Aufgeregt legte sie die Kleine ins Bett zurück. Mag sie brüllen — mein Gott, sie wird Hunger haben. Madame Didier ging in die Küche zurück, um ein Süppchen zu kochen. Jetzt konnte sie auch von Zeit zu Zeit wieder einen Blick aus dem Fenster werfen.
Als die Kleine besorgt war, liess es ihr keine Ruhe mehr. Sie eilte zum Kaufmann hinunter. Ob sie mal telefonieren dürfe.
„Aber gewiss doch, Madame — was gibt’s denn? Sie sind ja so aufgeregt?“
„Mein Mann —!“ sagte sie nur und hob schon den Hörer auf; rief die Garage an.

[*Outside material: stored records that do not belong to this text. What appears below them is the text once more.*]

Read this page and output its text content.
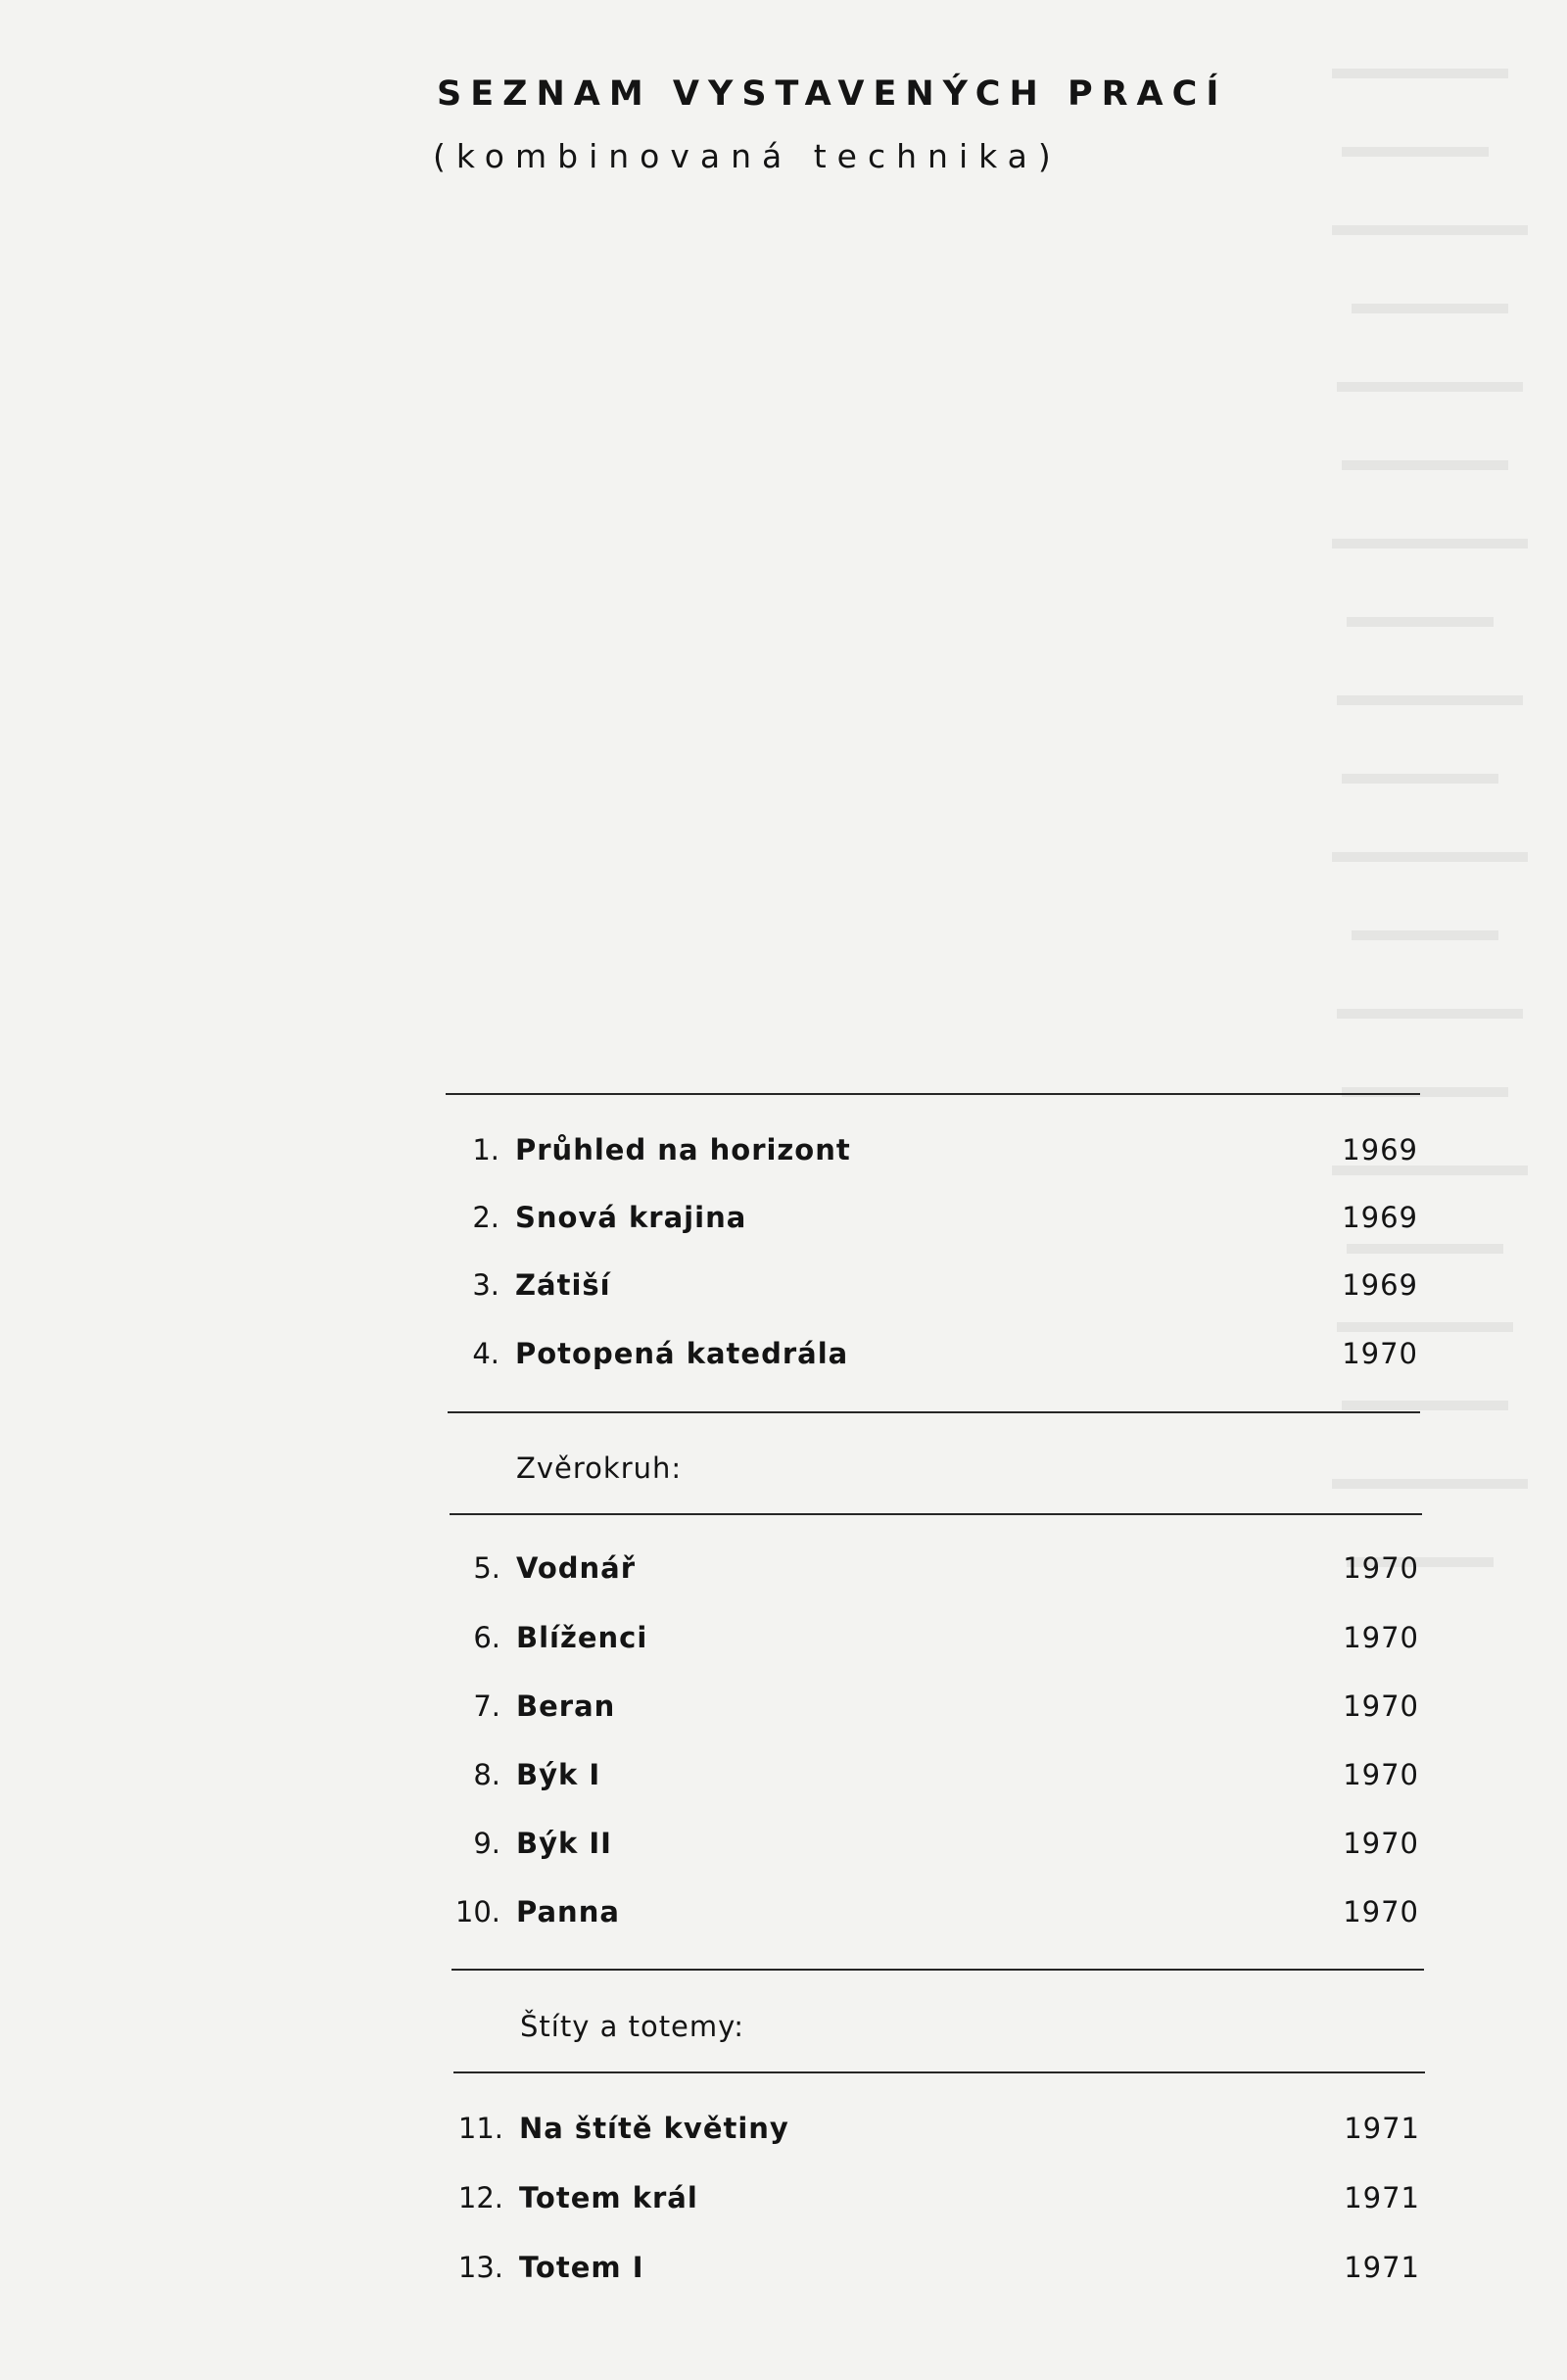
SEZNAM VYSTAVENÝCH PRACÍ
(kombinovaná technika)
1. Průhled na horizont	1969
2. Snová krajina	1969
3. Zátiší	1969
4. Potopená katedrála	1970
Zvěrokruh:
5. Vodnář	1970
6. Blíženci	1970
7. Beran	1970
8. Býk I	1970
9. Býk II	1970
10. Panna	1970
Štíty a totemy:
11. Na štítě květiny	1971
12. Totem král	1971
13. Totem I	1971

„Wer ist dort? Madame Didier? Ihr Mann? Warten Sie einen Augenblick, ich will einmal nachschauen.“
Der Augenblick wurde zu einer Ewigkeit. Endlich — endlich kam der Mann wieder zurück an den Apparat. „Ja, bitte?“
„Ihr Mann ist noch nicht wieder da, Madame Didier. Vielleicht hat er noch eine weite Fahrt nach auswärts bekommen. Das wäre ja nichts Beunruhigendes.“
Madame Didier hängte ein. Sie war ausser sich.
Nichts Beunruhigendes!
„Hier Aufnahme!“
„Hier Polizeipressedienst. Wir geben Ihnen eine wichtige Nachricht durch. Heute nacht wurde auf der Landstrasse zwischen Corbeil und Melun der Taxichauffeur Jean Didier an seinem Steuer sitzend tot aufgefunden — haben Sie das?“
„Ja — tot aufgefunden.“
„Man stellte an seiner Stirn eine Schusswunde fest. Seine Geldbörse war entwendet. Offensichtlich liegt Raubmord vor. Haben Sie?“
„Raubmord vor — ja, bitte, weiter!“
„Vom Täter fehlt vorläufig jede Spur. Die Ermittlungen sind im Gange.“
„Im Gange.“
„Das Publikum wird gebeten, zur Aufklärung beizutragen. Didiers Standplatz befand sich am Pont Royal. Hier nahm er, wie zwei seiner Kollegen bekunden, nachts gegen drei Uhr noch eine Fahrt an. Der Fahrgast wird als ein kleiner, schmächtiger Mensch in einem hellen Uebermantel geschildert. Wer irgendwie diesen Vorfall beobachtet oder nach der angegebenen Zeit den Wagen Nummer dreihundertdrei mit der Polizeinummer 852 754 gesehen hat, wolle sich sofort im Polizeipräsidium, Zimmer hundertvierzehn, bei Kommissar Berreux melden. Fernsprechnummer des Polizeipräsidiums, Apparat 577. Sämtliche Angaben werden auf Wunsch vertraulich behandelt — haben Sie alles verstanden?“
„Jawohl.“
„Bringen Sie diese Notiz in das Mittagsblatt, wenn ich bitten darf. Irgendein Kommentar dazu ist vorläufig nicht erwünscht.“
Am Tatort wurden verschiedene Lichtbildaufnahmen gemacht. Kommissar Berreux untersuchte die Wagenspur. Offensichtlich war der Wagen ganz normal abgebremst worden. Der Fahrgast musste den Chauffeur also zum Halten veranlasst haben.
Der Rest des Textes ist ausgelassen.